(…) J’aurais pu naître débile ou scrofuleux, j’aurais pu naître avec un seul bras, un seul œil, sans oreilles. Mais venir au monde pour broyer du noir, et broyer du noir sans raison, uniquement parce que le monde vous paraît vulgaire! Je n’étais pourtant pas un martien. J’étais un enfant de cette terre. Comme tout animal, je devais éprouver l’exaltation d’exister. Être heureux, si tout allait bien. Et lutter, si cela allait mal. Mais broyer du noir? Alors que même l’insecte, qui n’a que quatre heures à vivre, jubile au soleil! Non, je ne pouvais pas être né avec une telle infirmité!
Soudain, il m’apparut clairement que la raison de mes malheurs était cachée quelque part dans ma vie. Indubitablement, quelque chose était arrivé, quelque chose s’était produit qui m’avait accablé.
Mais quoi? Et quand? Mais comment chercher ce malheureux événement? Comment trouver cette origine de mon mal?

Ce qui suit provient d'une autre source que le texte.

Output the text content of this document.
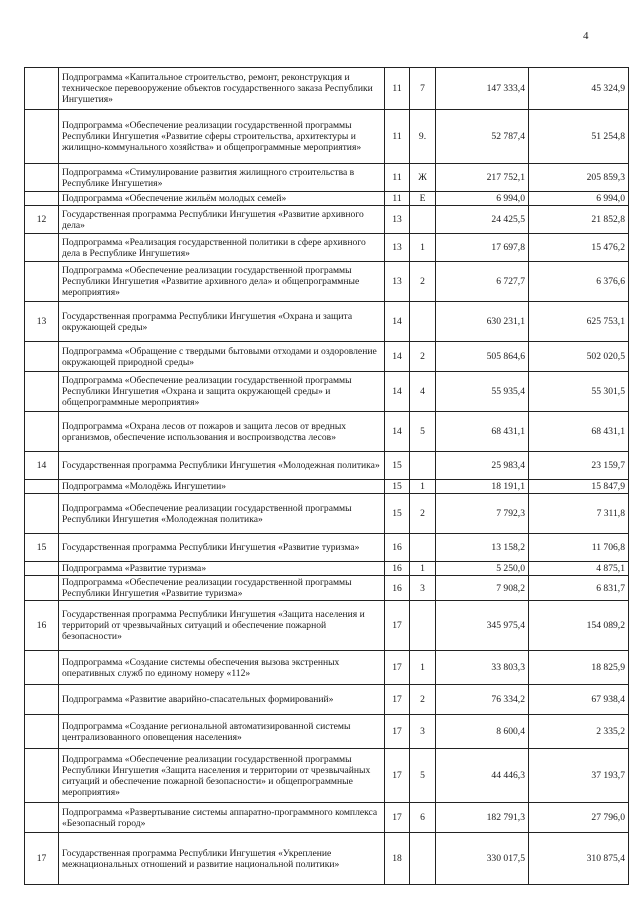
4
	Подпрограмма «Капитальное строительство, ремонт, реконструкция и техническое перевооружение объектов государственного заказа Республики Ингушетия»	11	7	147 333,4	45 324,9
	Подпрограмма «Обеспечение реализации государственной программы Республики Ингушетия «Развитие сферы строительства, архитектуры и жилищно-коммунального хозяйства» и общепрограммные мероприятия»	11	9.	52 787,4	51 254,8
	Подпрограмма «Стимулирование развития жилищного строительства в Республике Ингушетия»	11	Ж	217 752,1	205 859,3
	Подпрограмма «Обеспечение жильём молодых семей»	11	Е	6 994,0	6 994,0
12	Государственная программа Республики Ингушетия «Развитие архивного дела»	13		24 425,5	21 852,8
	Подпрограмма «Реализация государственной политики в сфере архивного дела в Республике Ингушетия»	13	1	17 697,8	15 476,2
	Подпрограмма «Обеспечение реализации государственной программы Республики Ингушетия «Развитие архивного дела» и общепрограммные мероприятия»	13	2	6 727,7	6 376,6
13	Государственная программа Республики Ингушетия «Охрана и защита окружающей среды»	14		630 231,1	625 753,1
	Подпрограмма «Обращение с твердыми бытовыми отходами и оздоровление окружающей природной среды»	14	2	505 864,6	502 020,5
	Подпрограмма «Обеспечение реализации государственной программы Республики Ингушетия «Охрана и защита окружающей среды» и общепрограммные мероприятия»	14	4	55 935,4	55 301,5
	Подпрограмма «Охрана лесов от пожаров и защита лесов от вредных организмов, обеспечение использования и воспроизводства лесов»	14	5	68 431,1	68 431,1
14	Государственная программа Республики Ингушетия «Молодежная политика»	15		25 983,4	23 159,7
	Подпрограмма «Молодёжь Ингушетии»	15	1	18 191,1	15 847,9
	Подпрограмма «Обеспечение реализации государственной программы Республики Ингушетия «Молодежная политика»	15	2	7 792,3	7 311,8
15	Государственная программа Республики Ингушетия «Развитие туризма»	16		13 158,2	11 706,8
	Подпрограмма «Развитие туризма»	16	1	5 250,0	4 875,1
	Подпрограмма «Обеспечение реализации государственной программы Республики Ингушетия «Развитие туризма»	16	3	7 908,2	6 831,7
16	Государственная программа Республики Ингушетия «Защита населения и территорий от чрезвычайных ситуаций и обеспечение пожарной безопасности»	17		345 975,4	154 089,2
	Подпрограмма «Создание системы обеспечения вызова экстренных оперативных служб по единому номеру «112»	17	1	33 803,3	18 825,9
	Подпрограмма «Развитие аварийно-спасательных формирований»	17	2	76 334,2	67 938,4
	Подпрограмма «Создание региональной автоматизированной системы централизованного оповещения населения»	17	3	8 600,4	2 335,2
	Подпрограмма «Обеспечение реализации государственной программы Республики Ингушетия «Защита населения и территории от чрезвычайных ситуаций и обеспечение пожарной безопасности» и общепрограммные мероприятия»	17	5	44 446,3	37 193,7
	Подпрограмма «Развертывание системы аппаратно-программного комплекса «Безопасный город»	17	6	182 791,3	27 796,0
17	Государственная программа Республики Ингушетия «Укрепление межнациональных отношений и развитие национальной политики»	18		330 017,5	310 875,4
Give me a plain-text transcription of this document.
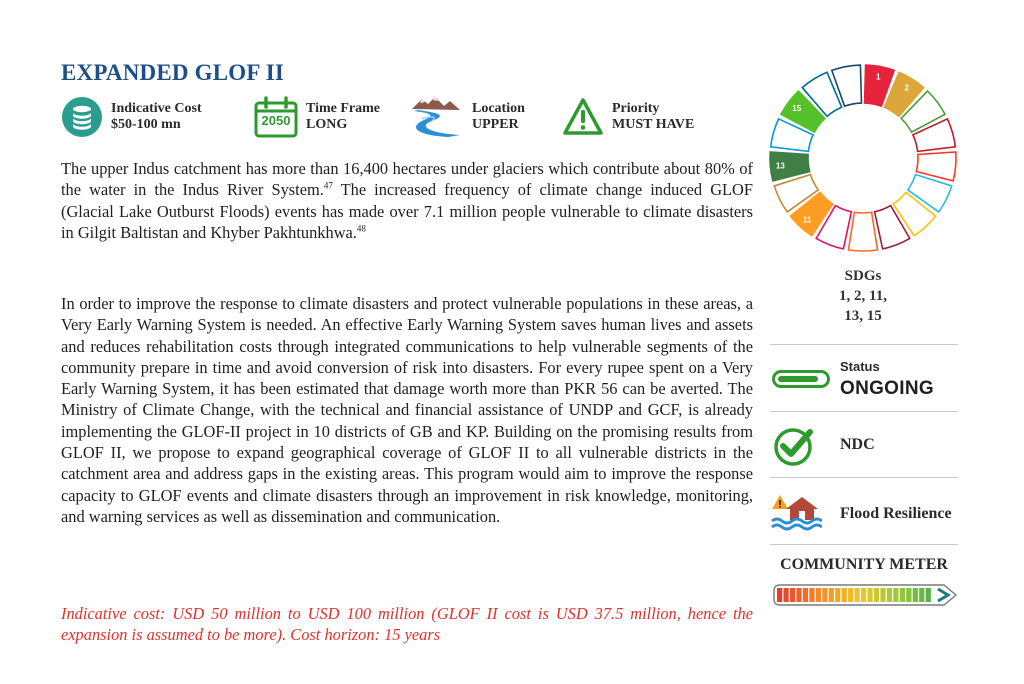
EXPANDED GLOF II
Indicative Cost
$50-100 mn	2050
Time Frame
LONG
Location
UPPER
Priority
MUST HAVE
The upper Indus catchment has more than 16,400 hectares under glaciers which contribute about 80% of the water in the Indus River System.$^{47}$ The increased frequency of climate change induced GLOF (Glacial Lake Outburst Floods) events has made over 7.1 million people vulnerable to climate disasters in Gilgit Baltistan and Khyber Pakhtunkhwa.$^{48}$
In order to improve the response to climate disasters and protect vulnerable populations in these areas, a Very Early Warning System is needed. An effective Early Warning System saves human lives and assets and reduces rehabilitation costs through integrated communications to help vulnerable segments of the community prepare in time and avoid conversion of risk into disasters. For every rupee spent on a Very Early Warning System, it has been estimated that damage worth more than PKR 56 can be averted. The Ministry of Climate Change, with the technical and financial assistance of UNDP and GCF, is already implementing the GLOF-II project in 10 districts of GB and KP. Building on the promising results from GLOF II, we propose to expand geographical coverage of GLOF II to all vulnerable districts in the catchment area and address gaps in the existing areas. This program would aim to improve the response capacity to GLOF events and climate disasters through an improvement in risk knowledge, monitoring, and warning services as well as dissemination and communication.
Indicative cost: USD 50 million to USD 100 million (GLOF II cost is USD 37.5 million, hence the expansion is assumed to be more). Cost horizon: 15 years
1
2
11
13
15
SDGs
1, 2, 11,
13, 15
Status
ONGOING
NDC
Flood Resilience
COMMUNITY METER
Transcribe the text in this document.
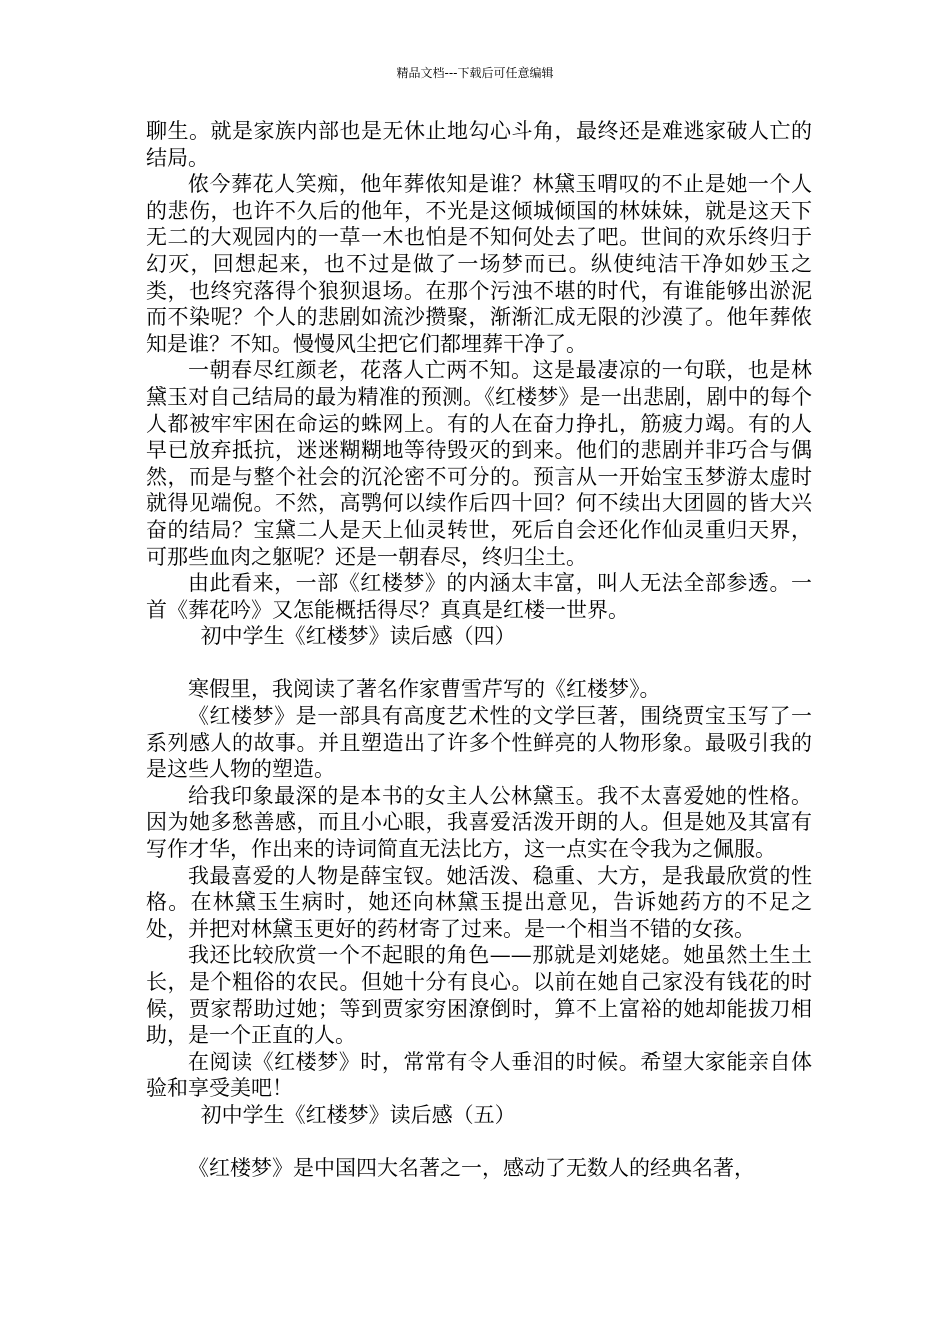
精品文档---下载后可任意编辑

聊生。就是家族内部也是无休止地勾心斗角，最终还是难逃家破人亡的结局。

侬今葬花人笑痴，他年葬侬知是谁？林黛玉喟叹的不止是她一个人的悲伤，也许不久后的他年，不光是这倾城倾国的林妹妹，就是这天下无二的大观园内的一草一木也怕是不知何处去了吧。世间的欢乐终归于幻灭，回想起来，也不过是做了一场梦而已。纵使纯洁干净如妙玉之类，也终究落得个狼狈退场。在那个污浊不堪的时代，有谁能够出淤泥而不染呢？个人的悲剧如流沙攒聚，渐渐汇成无限的沙漠了。他年葬侬知是谁？不知。慢慢风尘把它们都埋葬干净了。

一朝春尽红颜老，花落人亡两不知。这是最凄凉的一句联，也是林黛玉对自己结局的最为精准的预测。《红楼梦》是一出悲剧，剧中的每个人都被牢牢困在命运的蛛网上。有的人在奋力挣扎，筋疲力竭。有的人早已放弃抵抗，迷迷糊糊地等待毁灭的到来。他们的悲剧并非巧合与偶然，而是与整个社会的沉沦密不可分的。预言从一开始宝玉梦游太虚时就得见端倪。不然，高鹗何以续作后四十回？何不续出大团圆的皆大兴奋的结局？宝黛二人是天上仙灵转世，死后自会还化作仙灵重归天界，可那些血肉之躯呢？还是一朝春尽，终归尘土。

由此看来，一部《红楼梦》的内涵太丰富，叫人无法全部参透。一首《葬花吟》又怎能概括得尽？真真是红楼一世界。

初中学生《红楼梦》读后感（四）

寒假里，我阅读了著名作家曹雪芹写的《红楼梦》。

《红楼梦》是一部具有高度艺术性的文学巨著，围绕贾宝玉写了一系列感人的故事。并且塑造出了许多个性鲜亮的人物形象。最吸引我的是这些人物的塑造。

给我印象最深的是本书的女主人公林黛玉。我不太喜爱她的性格。因为她多愁善感，而且小心眼，我喜爱活泼开朗的人。但是她及其富有写作才华，作出来的诗词简直无法比方，这一点实在令我为之佩服。

我最喜爱的人物是薛宝钗。她活泼、稳重、大方，是我最欣赏的性格。在林黛玉生病时，她还向林黛玉提出意见，告诉她药方的不足之处，并把对林黛玉更好的药材寄了过来。是一个相当不错的女孩。

我还比较欣赏一个不起眼的角色——那就是刘姥姥。她虽然土生土长，是个粗俗的农民。但她十分有良心。以前在她自己家没有钱花的时候，贾家帮助过她；等到贾家穷困潦倒时，算不上富裕的她却能拔刀相助，是一个正直的人。

在阅读《红楼梦》时，常常有令人垂泪的时候。希望大家能亲自体验和享受美吧！

初中学生《红楼梦》读后感（五）

《红楼梦》是中国四大名著之一，感动了无数人的经典名著，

Alors, je me dis: je dois me remémorer ma vie; et je commençai à évoquer fiévreusement mes souvenirs. Mais je compris tout de suite que cela ne donnerait rien, si je n’introduisais pas dans mes souvenirs un ordre quelconque.
Inutile de tout se rappeler, pensai-je. Il suffit que je me rappelle uniquement les événements les plus frappants. Uniquement les mouvements liés à des mouvements de l’âme. La clé de l’énigme ne peut être que là.
Je commençai alors à me remémorer les scènes les plus marquantes, gardées par ma mémoire. Et je vis qu’elle les avait conservées avec une précision étonnante: elle avait conservé des riens, des détails, des couleurs, et même des odeurs.
L’émotion avait éclairé ce qui s’était passé, tel un éclair de magnésium. C’étaient des instantanés, enregistrés par mon cerveau.
Je me mis à étudier ces photos avec un trouble singulier. Et je constatai qu’elles me troublaient avec plus de force encore que le désir de découvrir la cause de mes malheurs.
Avant le lever du soleil, Gallimard, 1971 (traduction de Maya Minoustchine).
Note
Mikhaïl Zochtchenko (1895-1958) fut l’un des plus grands humoristes de la génération montante de la Révolution soviétique. Mais son ton satirique n’eut pas l’heur de plaire longtemps au régime stalinien et il fut peu à peu contraint au silence, ne survivant qu’à l’aide de quelques traductions. Ces fragments autobiographiques, qui l’amènent à rechercher dans son parcours les raisons de sa mélancolie, à puiser au-deçà de ses souvenirs jusqu’à « avant le lever du soleil », furent publiés après sa mort, en Italie chez Giulio Einaudi en 1969, puis en 1971 en France, chez Gallimard, à l’initiative d’Aragon. À l’époque où il les écrivit, il ne suffisait plus d’affirmer se référer à Pavlov plutôt qu’à Freud, et de donner un ton de spectateur à ces vignettes parfois terribles, toujours insolites, et surtout formidablement précises et vivantes, pour ne pas être taxé par le régime de subjectivisme bourgeois. Notre meilleur des mondes possibles n’aura guère mieux agi sans autre recours qu’à la loi du marché. Il a totalement oublié ce livre, au point qu’il est devenu depuis longtemps introuvable, quand bien même y verrait-on un chef d’œuvre de la littérature russe du siècle dernier.
Olivier Favier
De cet auteur, on pourra lire, aux très précieuses éditions Noir sur blanc, Les contes de la vie de tous les jours, nouvelles satiriques soviétiques des années vingt. On pourra assortir cette lecture avec celle des Années 20 de Varlam Chalamov, aux éditions Verdier.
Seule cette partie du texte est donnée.